Room: Virtual Room Main
Thread: Learning and Teaching
Duration: 60 minutes
Chairs: Jack Mercer, Vedansh Patel
Support: Meltem Ceylan Alibeyoglu
Presenter: Md. Mahmudul Hasan
Freshwater fisheries in former colonies face more sustainability challenges. Floodplain wetland fisheries in Southern Africa and South Asia, particularly Beel wetlands of Bangladesh, are under growing pressure from both climate variability and institutional exclusion. Here, we examine how elite control and erratic rainfall interact to transform these fisheries commons into privatised, profit-driven systems undermining ecological sustainability and the socio-economic security of small-scale fishers. Drawing on 54 semi-structured interviews across two climate-vulnerable Beel regions, we applied a system thinking approach combining the Sustainable Livelihoods Approach and the Socio-Ecological System Framework to model feedback loops between declining ecological productivity, property-rights insecurity, and fisher displacement. We introduce the concept of “colonised commons” to explain how competitive leasing policy—rooted in colonial legacies—enable local elites to act as internal colonisers, dispossessing traditional fishers through asymmetric access to resources. This process is intensified by infrastructural policies, promoting irrigation and flood control accelerate wetland conversion to farmland, diminishing fish stocks and disrupting breeding cycles which is exacerbated by highly intensified, short-duration, and unseasonal monsoonal rainfall.
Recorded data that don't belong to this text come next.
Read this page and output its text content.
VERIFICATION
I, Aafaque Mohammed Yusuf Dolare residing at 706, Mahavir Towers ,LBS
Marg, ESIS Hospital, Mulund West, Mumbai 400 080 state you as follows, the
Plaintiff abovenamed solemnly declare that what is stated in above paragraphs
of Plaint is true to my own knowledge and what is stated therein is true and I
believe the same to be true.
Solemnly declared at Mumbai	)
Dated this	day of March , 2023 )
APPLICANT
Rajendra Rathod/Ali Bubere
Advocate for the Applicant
However, our causal loop diagram provides a systems-based explanation of the root causes of exclusion and privatisation embedded in leasing system and agrarian infrastructures and identifies leverage points to manage Beel fisheries sustainably for more equitable and climate-resilient co-management. Keywords: Access, Common pool resource, Fisheries governance, Land management, Socio-ecological system, Rural livelihood
Presenter: Emmanuel Abuede
This paper aims to investigate how the absence of an industrial strategy in the UK steel sector influences steel manufacturing productivity. This issue arose from semi-structured interviews designed to understand how policy integration affects UK steel manufacturing productivity. During these interviews, UK steel businesses highlighted that the lack of an industrial strategy for the sector adversely impacts business responses, decisions, and strategies. Without a clear industrial strategy, there can be no roadmap to guide the steel industry's direction. Their statements also suggested that the absence of industrial policies has damaged the competitiveness of steel manufacturing. The recent decline confirms this. Since industrial policy fosters a competitive entrepreneurial environment and addresses issues that hinder interactions among industry components, examining its influence on the industry's future regarding productivity and the entrepreneurial ecosystem is important. Therefore, this paper demonstrates how abstracting and causal loop modelling can help to represent the relationships between industrial policy variables and productivity indicators. Are these assertions supported by existing scholarly work? If so, how can we validate the impact of the lack of an industrial strategy on manufacturing productivity?